Il motivo è inammissibile. Invero, secondo l’orientamento di questa Corte, in materia di protezione internazionale, l’accertamento del giudice di merito deve innanzitutto avere ad oggetto la credibilità soggettiva della versione del richiedente circa l’esposizione a rischio grave alla vita o alla persona. Qualora le dichiarazioni siano giudicate inattendibili alla stregua degli indicatori di genuinità soggettiva di cui al D.Lgs. n. 251 del 2007, art. 3, non occorre procedere ad un approfondimento istruttorio officioso circa la prospettata situazione persecutoria nel Paese di origine, salvo che la mancanza di veridicità derivi esclusivamente dall’impossibilità di fornire riscontri probatori (Cass., n. 16925/18).
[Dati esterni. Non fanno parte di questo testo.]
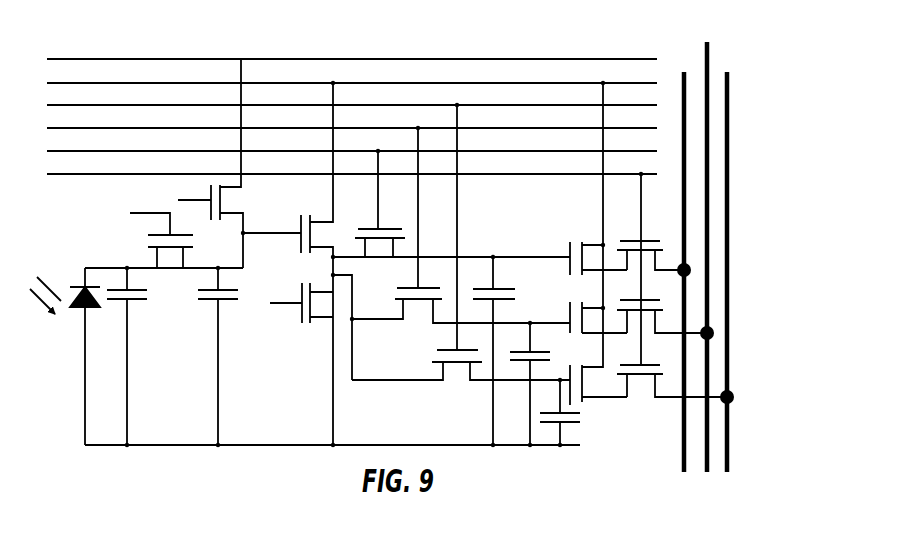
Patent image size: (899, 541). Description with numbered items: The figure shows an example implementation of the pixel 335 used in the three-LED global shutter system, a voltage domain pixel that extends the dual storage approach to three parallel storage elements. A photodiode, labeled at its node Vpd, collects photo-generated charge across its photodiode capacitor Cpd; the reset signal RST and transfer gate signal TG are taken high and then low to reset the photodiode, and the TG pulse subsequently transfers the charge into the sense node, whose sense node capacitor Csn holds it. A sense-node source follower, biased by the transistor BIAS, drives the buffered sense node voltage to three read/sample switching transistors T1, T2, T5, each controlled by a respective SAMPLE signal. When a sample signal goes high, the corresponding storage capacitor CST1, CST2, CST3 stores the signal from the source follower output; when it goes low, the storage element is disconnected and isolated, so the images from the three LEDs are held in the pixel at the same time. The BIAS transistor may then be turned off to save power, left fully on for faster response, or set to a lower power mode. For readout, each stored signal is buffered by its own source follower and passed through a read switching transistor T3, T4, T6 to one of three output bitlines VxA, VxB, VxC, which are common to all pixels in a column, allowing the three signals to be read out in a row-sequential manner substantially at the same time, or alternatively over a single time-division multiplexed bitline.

The pixel 335 is at (440, 249).
The photodiode Vpd is at (136, 340).
The transfer gate signal TG is at (150, 234).
The photodiode capacitor Cpd is at (137, 356).
The sense node capacitor Csn is at (226, 356).
The reset signal RST is at (235, 223).
The bias transistor BIAS is at (295, 301).
The read/sample switching transistor T1 is at (451, 230).
The read/sample switching transistor T2 is at (451, 326).
The additional switching transistor T5 is at (461, 356).
The first storage capacitor CST1 is at (514, 351).
The second storage capacitor CST2 is at (551, 384).
The third storage capacitor CST3 is at (582, 412).
The read/sample switching transistor T3 is at (650, 242).
The read/sample switching transistor T4 is at (662, 303).
The additional switching transistor T6 is at (672, 368).
The output bitline VxA is at (668, 272).
The output bitline VxB is at (722, 255).
The output bitline VxC is at (749, 272).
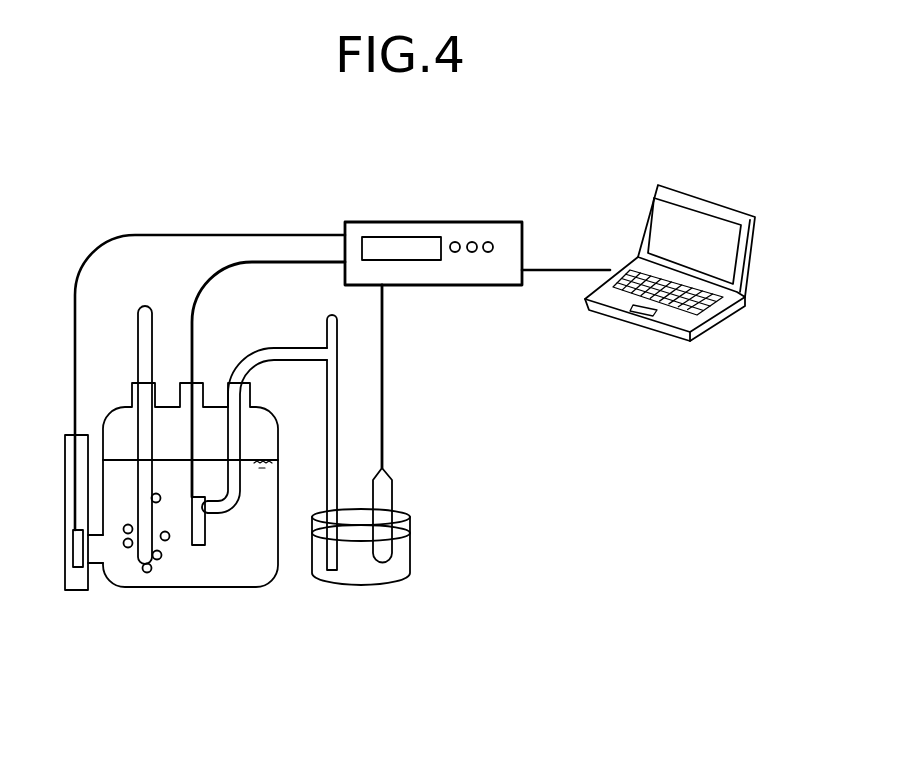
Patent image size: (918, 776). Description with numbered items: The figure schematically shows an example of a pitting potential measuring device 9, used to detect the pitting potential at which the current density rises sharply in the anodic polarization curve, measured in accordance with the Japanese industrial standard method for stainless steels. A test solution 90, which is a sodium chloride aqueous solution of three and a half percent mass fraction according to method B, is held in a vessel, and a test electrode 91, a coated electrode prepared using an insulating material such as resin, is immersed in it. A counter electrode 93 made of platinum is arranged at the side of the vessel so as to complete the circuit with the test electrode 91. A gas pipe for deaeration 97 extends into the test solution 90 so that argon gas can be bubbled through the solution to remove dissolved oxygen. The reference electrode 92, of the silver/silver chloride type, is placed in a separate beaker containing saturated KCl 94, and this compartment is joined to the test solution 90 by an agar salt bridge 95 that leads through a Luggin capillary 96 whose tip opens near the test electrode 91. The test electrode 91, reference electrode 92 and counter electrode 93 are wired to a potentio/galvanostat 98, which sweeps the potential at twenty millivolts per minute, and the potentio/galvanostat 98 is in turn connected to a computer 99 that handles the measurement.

The pitting potential measuring device 9 is at (193, 181).
The test solution 90 is at (176, 576).
The test electrode 91 is at (205, 539).
The reference electrode 92 is at (386, 548).
The counter electrode 93 is at (73, 558).
The saturated KCl 94 is at (357, 571).
The agar salt bridge 95 is at (338, 390).
The Luggin capillary 96 is at (255, 507).
The gas pipe for deaeration 97 is at (143, 554).
The potentio/galvanostat 98 is at (420, 221).
The computer 99 is at (636, 216).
Ora, nel caso concreto, il Tribunale ha ritenuto, con ampia motivazione, che il racconto reso dal ricorrente innanzi alla Commissione territoriale non fosse credibile per una serie di palesi contraddizioni ben evidenziate; ne consegue che, in applicazione del suddetto orientamento, non sussistevano i presupposti per l’esercizio del potere di cooperazione istruttoria da parte dello stesso Tribunale.

Inoltre, con particolare riguardo alla fattispecie di cui al D.Lgs. n. 251 del 2007, art. 14, lett. c), va osservato che il motivo tende al riesame dei fatti in ordine all’insussistenza dei presupposti della protezione sussidiaria, in quanto dal report esaminato, non specificamente contestato, non si desume che in Nigeria sussista una situazione di violenza indiscriminata o di conflitto armato da cui possa originare un rischio concreto per l’incolumità del ricorrente.
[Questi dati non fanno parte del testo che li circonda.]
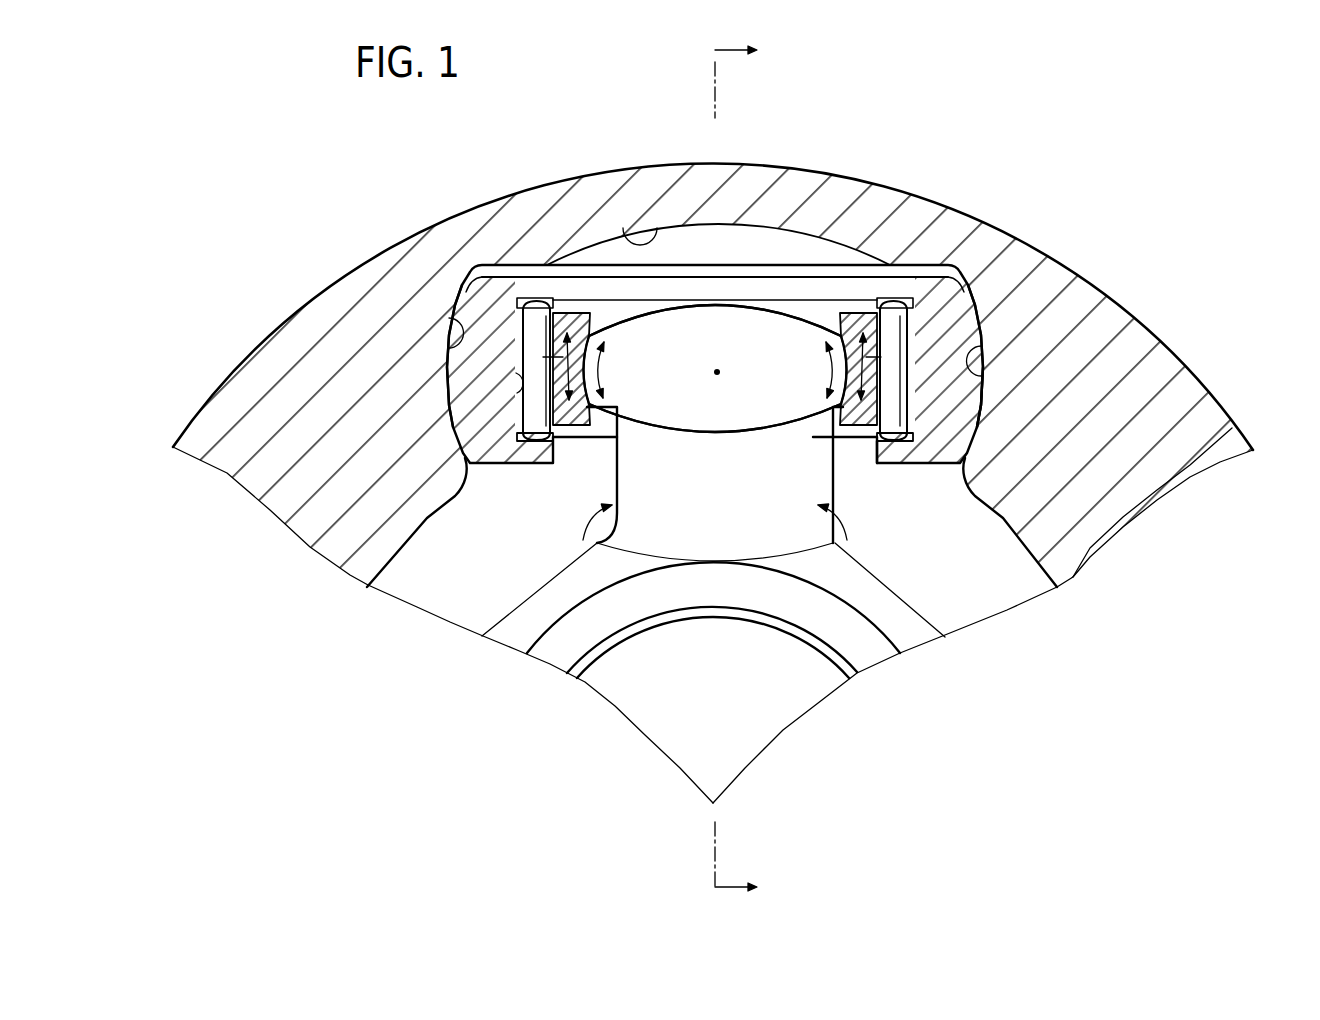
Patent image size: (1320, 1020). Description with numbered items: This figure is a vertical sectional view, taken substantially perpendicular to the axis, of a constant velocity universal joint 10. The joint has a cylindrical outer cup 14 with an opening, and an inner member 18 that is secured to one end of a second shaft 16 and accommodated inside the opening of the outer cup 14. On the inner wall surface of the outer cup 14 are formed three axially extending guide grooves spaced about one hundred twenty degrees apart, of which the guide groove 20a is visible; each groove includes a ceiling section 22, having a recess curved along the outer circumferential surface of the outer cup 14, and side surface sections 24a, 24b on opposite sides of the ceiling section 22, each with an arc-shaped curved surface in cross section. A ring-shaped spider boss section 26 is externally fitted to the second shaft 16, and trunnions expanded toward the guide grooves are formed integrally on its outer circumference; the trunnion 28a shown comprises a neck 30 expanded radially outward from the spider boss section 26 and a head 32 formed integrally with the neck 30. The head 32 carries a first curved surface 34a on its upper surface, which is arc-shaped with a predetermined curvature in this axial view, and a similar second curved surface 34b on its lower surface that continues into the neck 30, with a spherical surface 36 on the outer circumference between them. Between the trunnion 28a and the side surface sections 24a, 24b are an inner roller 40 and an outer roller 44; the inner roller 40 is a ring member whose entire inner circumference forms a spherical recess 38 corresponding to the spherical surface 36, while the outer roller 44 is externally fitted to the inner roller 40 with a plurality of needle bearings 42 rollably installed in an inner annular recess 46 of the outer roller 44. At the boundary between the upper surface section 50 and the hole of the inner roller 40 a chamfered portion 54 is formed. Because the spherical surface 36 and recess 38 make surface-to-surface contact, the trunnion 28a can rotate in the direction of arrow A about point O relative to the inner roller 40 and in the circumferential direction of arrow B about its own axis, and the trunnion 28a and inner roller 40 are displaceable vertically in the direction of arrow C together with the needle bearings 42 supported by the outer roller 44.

The constant velocity universal joint 10 is at (1069, 157).
The outer cup 14 is at (1020, 260).
The second shaft 16 is at (722, 693).
The inner member 18 is at (908, 628).
The guide groove 20a is at (727, 237).
The ceiling section 22 is at (657, 227).
The side surface section 24a is at (447, 352).
The side surface section 24b is at (982, 367).
The spider boss section 26 is at (888, 613).
The trunnion 28a is at (722, 345).
The neck 30 is at (770, 482).
The head 32 is at (627, 333).
The first curved surface 34a is at (717, 333).
The second curved surface 34b is at (720, 434).
The spherical surface 36 is at (718, 388).
The spherical recess 38 is at (852, 375).
The inner roller 40 is at (854, 335).
The needle bearings 42 is at (912, 327).
The outer roller 44 is at (940, 308).
The inner annular recess 46 is at (521, 400).
The upper surface section 50 is at (910, 441).
The chamfered portion 54 is at (580, 460).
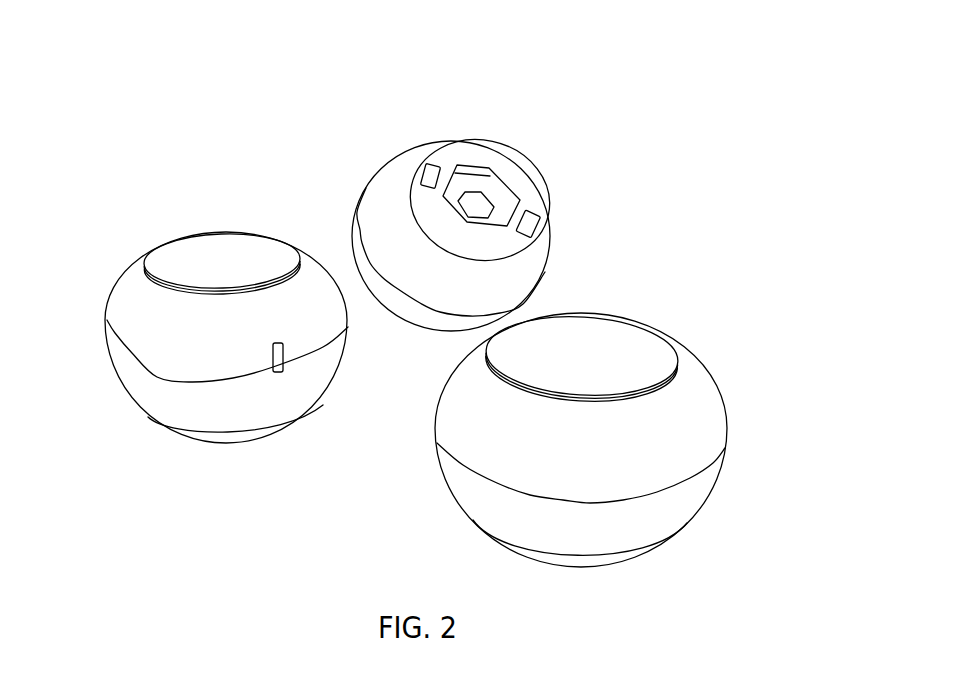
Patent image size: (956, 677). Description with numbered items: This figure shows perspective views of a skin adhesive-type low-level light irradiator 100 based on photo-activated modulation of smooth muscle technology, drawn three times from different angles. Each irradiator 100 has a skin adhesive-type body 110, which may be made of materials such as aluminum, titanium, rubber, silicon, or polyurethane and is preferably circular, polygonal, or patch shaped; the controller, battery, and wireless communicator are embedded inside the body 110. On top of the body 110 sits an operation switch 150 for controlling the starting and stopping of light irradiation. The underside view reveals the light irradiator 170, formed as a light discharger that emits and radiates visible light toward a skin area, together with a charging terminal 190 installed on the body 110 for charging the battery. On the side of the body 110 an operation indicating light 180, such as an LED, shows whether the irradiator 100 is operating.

The skin adhesive-type low-level light irradiator 100 is at (146, 219).
The skin adhesive-type body 110 is at (127, 318).
The operation switch 150 is at (218, 253).
The light irradiator 170 is at (463, 193).
The operation indicating light 180 is at (278, 362).
The charging terminal 190 is at (439, 163).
Il motivo è altresì inammissibile in ordine alla protezione umanitaria, poichè non risultano essere state allegate nel giudizio di merito specifiche situazioni individuali di vulnerabilità.

Nulla per le spese.

P.Q.M.

La Corte dichiara inammissibile il ricorso.

Ai sensi del D.P.R. n. 115 del 2002, art. 13, comma l quater, dà atto della sussistenza dei presupposti per il versamento, da parte del ricorrente, dell’ulteriore importo a titolo di contributo unificato pari a quello, ove dovuto, per il ricorso principale, a norma dello stesso art. 13, comma 1 bis, se dovuto.

Così deciso in Roma, nella camera di consiglio, il 20 novembre 2019.